My Turn: If not now, when do we address guns?


Wednesday, December 06, 2017

The Oct. 1 murders by retiree Stephen Paddock in Las Vegas have crippled South Carolina Republican Jeff Duncan’s “Hearing Protection Act,” now wending through Congress. Silencers, endorsed by the NRA, Duncan says, “Would have prevented my hearing loss.” That’s as if Duncan said, “Something must be done to improve these cigarettes because the smoke is killing me.” Such is the mischief of those serving us in Congress.

Republicans have been quick to say this isn’t a time for politics, but a time for grieving. But is it not the moment to act to prevent such cause of grieving?

In 1981, President Reagan was shot and his press secretary James Brady wounded and paralyzed, leading to enactment of the Brady Law requiring background checks of persons buying guns. But 18 years later, the National Rifle Association has succeeded in gutting that law.

Full disclosure: While I am not a hunter, I fully support hunting. I came of age in a family of small game hunters in Indiana, helped my uncles dress game and enjoyed the feast. My grandfather was a storyteller, with the hunt one of his favorite topics. I always allowed hunters access to the 125-acre woodlot of my farm.

In the Army, I was familiarized with all manner of military-style weapons. I believe their private ownership for any purpose should be unlawful. Possession of a whole range of exotic weapons and ammunition, not appropriately related to hunting, such as the legally purchased incendiary ammunition Paddock had in his hotel suite, should be criminalized. Custody of such materials can only mean the bearer means to do harm.

In the past 20 years, the NRA has donated $3.55 million to members of Congress. In a recent year, 293 recipients were Republicans, 14 were Democrats, suggesting a bias on gun issues based on party affiliation. But mass murder of concertgoers or children in school barely stirs the air around lawmakers of either party. Beyond this wholesale purchase of influence, the NRA exercises an even more powerful sway in its championing of candidates who will serve organization interests when they reach office.

In 1939, the Supreme Court heard a challenge to the National Firearms Act of 1934, which required certain types of firearms be registered and taxed. The effort was a response to Prohibition-sponsored violence and was directed at weapons used by gangs. The justices’ decision failed to resolve rival interpretations of the 2nd Amendment to our Constitution.

In 1975, in order to reduce rampant violence in Washington, the D.C. City Council banned residents’ ownership of handguns and automatic weapons. In Heller v. District of Columbia, 2008, in a 5 to 4 decision on clear lines of party affiliation, the justices ruled the 2nd Amendment is not a collective right for militias, but an individual right for people to possess firearms —  by extension those of the Las Vegas shooter to possess 47 and bring most of them to his hotel room to subsequently murder 58. The court focused on people having guns available for self-defense.

Five judges, all appointed by Republican presidents, based their decision on what is termed “originalism,” that is, their interpretation of what the authors of the Constitution meant in their 2nd Amendment wording.

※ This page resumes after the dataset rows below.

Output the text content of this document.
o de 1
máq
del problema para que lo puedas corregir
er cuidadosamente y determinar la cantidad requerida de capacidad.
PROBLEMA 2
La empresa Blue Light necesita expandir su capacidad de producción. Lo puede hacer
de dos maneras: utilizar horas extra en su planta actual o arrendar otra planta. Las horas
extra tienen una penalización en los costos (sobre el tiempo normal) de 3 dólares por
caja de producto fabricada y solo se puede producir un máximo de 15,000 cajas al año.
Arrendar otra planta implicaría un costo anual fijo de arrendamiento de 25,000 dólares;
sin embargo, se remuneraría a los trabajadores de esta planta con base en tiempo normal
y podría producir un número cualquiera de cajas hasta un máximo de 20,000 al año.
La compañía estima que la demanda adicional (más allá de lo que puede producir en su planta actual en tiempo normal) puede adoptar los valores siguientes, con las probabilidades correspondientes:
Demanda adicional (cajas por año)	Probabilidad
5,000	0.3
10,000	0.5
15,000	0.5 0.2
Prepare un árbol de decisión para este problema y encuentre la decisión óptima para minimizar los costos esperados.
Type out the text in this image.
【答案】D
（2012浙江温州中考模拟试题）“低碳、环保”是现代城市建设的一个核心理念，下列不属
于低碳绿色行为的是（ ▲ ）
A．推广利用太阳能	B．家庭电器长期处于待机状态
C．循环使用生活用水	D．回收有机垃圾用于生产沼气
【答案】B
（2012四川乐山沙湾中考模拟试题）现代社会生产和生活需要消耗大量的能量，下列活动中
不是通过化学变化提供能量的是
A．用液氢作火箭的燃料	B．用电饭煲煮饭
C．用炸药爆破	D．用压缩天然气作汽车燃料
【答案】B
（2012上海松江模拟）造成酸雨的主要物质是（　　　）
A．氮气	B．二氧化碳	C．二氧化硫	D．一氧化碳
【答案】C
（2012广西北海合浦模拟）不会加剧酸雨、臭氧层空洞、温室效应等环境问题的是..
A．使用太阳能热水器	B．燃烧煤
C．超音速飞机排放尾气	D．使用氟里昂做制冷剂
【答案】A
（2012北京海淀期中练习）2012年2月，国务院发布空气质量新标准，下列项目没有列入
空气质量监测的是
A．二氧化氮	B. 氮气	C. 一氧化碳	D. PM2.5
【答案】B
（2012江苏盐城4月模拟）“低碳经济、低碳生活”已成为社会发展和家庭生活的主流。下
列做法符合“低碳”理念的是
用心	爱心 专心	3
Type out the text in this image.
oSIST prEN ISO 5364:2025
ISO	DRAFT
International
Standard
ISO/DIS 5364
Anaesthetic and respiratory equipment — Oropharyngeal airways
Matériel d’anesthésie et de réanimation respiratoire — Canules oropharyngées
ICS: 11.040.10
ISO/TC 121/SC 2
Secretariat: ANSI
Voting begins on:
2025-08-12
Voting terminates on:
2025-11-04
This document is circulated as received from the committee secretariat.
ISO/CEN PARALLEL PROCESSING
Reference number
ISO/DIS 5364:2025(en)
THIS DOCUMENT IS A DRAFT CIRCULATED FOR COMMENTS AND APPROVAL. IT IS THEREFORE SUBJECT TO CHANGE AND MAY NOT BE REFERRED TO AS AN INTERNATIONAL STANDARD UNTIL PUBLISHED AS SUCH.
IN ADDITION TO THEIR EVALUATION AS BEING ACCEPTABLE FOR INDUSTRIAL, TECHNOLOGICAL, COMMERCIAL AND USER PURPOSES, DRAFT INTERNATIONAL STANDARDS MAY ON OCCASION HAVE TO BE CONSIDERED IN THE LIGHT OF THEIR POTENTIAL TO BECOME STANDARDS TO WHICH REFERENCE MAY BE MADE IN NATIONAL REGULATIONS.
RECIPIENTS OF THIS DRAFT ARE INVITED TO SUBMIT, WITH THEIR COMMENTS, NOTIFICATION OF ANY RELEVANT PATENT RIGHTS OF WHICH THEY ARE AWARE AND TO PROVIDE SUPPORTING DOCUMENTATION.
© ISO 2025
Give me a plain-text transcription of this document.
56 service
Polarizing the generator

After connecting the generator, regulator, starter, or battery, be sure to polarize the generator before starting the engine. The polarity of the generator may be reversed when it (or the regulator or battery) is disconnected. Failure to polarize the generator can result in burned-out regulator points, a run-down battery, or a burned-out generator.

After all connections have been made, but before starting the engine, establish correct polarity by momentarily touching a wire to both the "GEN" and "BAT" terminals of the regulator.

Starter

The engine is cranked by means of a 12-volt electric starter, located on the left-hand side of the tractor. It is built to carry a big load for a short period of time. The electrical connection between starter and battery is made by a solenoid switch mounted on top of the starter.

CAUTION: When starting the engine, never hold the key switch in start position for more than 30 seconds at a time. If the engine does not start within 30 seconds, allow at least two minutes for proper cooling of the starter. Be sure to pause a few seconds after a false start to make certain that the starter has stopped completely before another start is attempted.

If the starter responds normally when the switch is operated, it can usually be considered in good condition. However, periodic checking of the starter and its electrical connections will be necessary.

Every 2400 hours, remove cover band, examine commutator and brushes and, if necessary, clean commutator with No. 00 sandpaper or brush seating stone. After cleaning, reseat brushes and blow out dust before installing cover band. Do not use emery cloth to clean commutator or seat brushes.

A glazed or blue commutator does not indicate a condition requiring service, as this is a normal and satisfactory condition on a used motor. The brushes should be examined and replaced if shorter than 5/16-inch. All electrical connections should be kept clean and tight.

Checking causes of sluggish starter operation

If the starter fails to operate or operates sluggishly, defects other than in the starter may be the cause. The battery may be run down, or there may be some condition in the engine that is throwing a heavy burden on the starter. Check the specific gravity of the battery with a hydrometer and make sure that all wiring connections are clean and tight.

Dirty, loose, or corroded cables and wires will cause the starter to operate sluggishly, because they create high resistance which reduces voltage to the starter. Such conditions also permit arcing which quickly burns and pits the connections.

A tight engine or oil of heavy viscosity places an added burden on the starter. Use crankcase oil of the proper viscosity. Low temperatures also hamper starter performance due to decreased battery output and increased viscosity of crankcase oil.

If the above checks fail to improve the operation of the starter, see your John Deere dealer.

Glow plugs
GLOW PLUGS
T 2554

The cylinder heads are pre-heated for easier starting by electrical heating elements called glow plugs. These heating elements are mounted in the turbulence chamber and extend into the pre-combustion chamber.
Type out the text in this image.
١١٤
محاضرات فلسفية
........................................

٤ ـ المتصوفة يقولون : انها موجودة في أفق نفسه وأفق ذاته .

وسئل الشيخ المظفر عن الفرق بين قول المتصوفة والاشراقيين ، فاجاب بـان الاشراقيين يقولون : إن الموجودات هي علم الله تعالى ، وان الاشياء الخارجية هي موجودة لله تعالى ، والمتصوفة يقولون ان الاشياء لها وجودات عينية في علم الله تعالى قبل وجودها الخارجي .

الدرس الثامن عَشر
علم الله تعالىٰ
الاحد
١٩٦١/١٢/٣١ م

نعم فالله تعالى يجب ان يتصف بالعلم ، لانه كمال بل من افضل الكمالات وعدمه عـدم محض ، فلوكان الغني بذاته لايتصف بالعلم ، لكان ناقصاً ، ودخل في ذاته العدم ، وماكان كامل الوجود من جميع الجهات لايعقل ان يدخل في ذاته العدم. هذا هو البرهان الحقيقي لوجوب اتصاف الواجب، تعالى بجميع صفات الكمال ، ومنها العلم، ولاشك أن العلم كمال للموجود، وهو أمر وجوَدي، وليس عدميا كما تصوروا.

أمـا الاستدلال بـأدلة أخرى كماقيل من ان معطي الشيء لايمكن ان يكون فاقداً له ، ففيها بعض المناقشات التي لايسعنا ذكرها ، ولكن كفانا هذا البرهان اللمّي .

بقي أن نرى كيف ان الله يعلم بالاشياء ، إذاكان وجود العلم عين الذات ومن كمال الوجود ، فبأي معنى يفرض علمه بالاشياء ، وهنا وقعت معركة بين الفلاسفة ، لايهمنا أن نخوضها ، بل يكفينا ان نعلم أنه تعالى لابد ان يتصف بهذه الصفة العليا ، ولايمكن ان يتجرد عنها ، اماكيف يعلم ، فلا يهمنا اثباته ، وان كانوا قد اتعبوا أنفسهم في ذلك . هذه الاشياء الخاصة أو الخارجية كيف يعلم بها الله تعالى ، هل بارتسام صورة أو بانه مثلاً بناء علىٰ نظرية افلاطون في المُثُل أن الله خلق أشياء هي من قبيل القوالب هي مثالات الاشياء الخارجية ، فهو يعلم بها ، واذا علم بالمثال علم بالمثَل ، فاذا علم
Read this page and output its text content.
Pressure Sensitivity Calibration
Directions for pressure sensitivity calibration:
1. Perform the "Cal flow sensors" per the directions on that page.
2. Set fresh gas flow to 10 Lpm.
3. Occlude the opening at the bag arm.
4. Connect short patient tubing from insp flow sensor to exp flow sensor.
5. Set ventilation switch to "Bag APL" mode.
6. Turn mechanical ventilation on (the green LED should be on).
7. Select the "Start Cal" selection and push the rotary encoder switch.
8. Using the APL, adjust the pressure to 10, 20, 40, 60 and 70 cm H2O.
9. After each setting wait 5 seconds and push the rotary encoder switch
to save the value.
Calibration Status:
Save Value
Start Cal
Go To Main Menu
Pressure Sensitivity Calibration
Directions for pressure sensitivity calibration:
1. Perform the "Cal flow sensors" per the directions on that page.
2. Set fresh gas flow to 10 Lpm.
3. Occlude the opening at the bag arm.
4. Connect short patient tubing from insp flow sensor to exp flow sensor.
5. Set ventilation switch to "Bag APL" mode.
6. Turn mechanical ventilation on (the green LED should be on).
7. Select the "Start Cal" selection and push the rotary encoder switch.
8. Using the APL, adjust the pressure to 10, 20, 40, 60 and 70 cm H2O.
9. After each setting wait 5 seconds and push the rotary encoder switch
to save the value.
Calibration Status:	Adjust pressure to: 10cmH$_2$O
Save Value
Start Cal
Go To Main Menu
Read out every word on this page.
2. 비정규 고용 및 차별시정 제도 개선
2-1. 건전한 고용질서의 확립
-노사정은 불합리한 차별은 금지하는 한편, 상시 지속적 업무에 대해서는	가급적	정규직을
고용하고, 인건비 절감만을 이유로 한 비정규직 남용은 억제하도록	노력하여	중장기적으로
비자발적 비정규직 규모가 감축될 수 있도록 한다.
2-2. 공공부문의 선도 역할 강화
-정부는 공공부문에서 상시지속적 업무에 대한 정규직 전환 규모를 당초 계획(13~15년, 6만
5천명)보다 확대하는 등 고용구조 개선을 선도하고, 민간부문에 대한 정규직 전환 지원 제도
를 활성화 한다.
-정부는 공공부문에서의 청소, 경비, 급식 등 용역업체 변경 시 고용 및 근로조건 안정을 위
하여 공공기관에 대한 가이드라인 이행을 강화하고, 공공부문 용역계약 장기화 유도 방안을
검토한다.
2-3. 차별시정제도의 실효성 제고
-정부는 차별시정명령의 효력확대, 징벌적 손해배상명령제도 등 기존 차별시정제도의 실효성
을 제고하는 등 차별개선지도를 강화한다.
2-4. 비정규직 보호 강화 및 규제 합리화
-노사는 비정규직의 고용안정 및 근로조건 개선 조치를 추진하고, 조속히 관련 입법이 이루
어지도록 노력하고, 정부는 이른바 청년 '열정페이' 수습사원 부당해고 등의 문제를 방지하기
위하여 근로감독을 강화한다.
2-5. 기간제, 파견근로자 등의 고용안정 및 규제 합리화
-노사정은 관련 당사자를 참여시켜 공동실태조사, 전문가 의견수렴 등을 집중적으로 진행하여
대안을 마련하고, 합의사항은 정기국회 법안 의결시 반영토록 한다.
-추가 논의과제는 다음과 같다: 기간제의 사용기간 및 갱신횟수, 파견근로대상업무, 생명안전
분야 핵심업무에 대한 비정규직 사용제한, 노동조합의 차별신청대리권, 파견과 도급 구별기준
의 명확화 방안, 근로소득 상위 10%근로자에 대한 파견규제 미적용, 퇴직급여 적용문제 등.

No concept could be more subjective. In their rulings — strictly following their party association — these Supreme Court judges nearly always interpret words to serve those political party interests. In this matter, Republicans broadly support gun possession while Democrats do not. With good reason some of our Founding Fathers deeply feared the narrow views and gridlock that this republic would endure if political parties emerged.

Here is the reason these five justices got their interpretive argument wrong. While legal scholars conclude there is a common law understanding that individuals have the right to possess guns for reasonable purposes, the justices’ interpretation of the word “militias” ignored the basis for its appearance in the 2nd Amendment.

The first was that then rebel army Commander-in-Chief George Washington’s military recruitment depended on militias raised in the 13 colonies. In passing, we must also understand that the late 18th Century was a time when empire-competing European powers of Spain, France and Britain were interested in, and able to extend, their colonial reach here.

The second reason for adding the militia provision — a demand made by southern colonies before they would ratify the Constitution as it had been written — was that these colonies required militias to defend against frequent slave rebellions. Of course, slavery and the decided wealth it was creating for this country is nowhere mentioned in our Constitution.

Americas’ vast and unparalleled gun culture arises from yet another shameful history, our almost immediate imperial advance into the West, one that soon crossed the continent and crushed the first American tribes in settler’s path. When the victims defended their ancestral land, the newcomers needed guns for self-defense.

Charlemont resident Carl Doerner is a historian and author.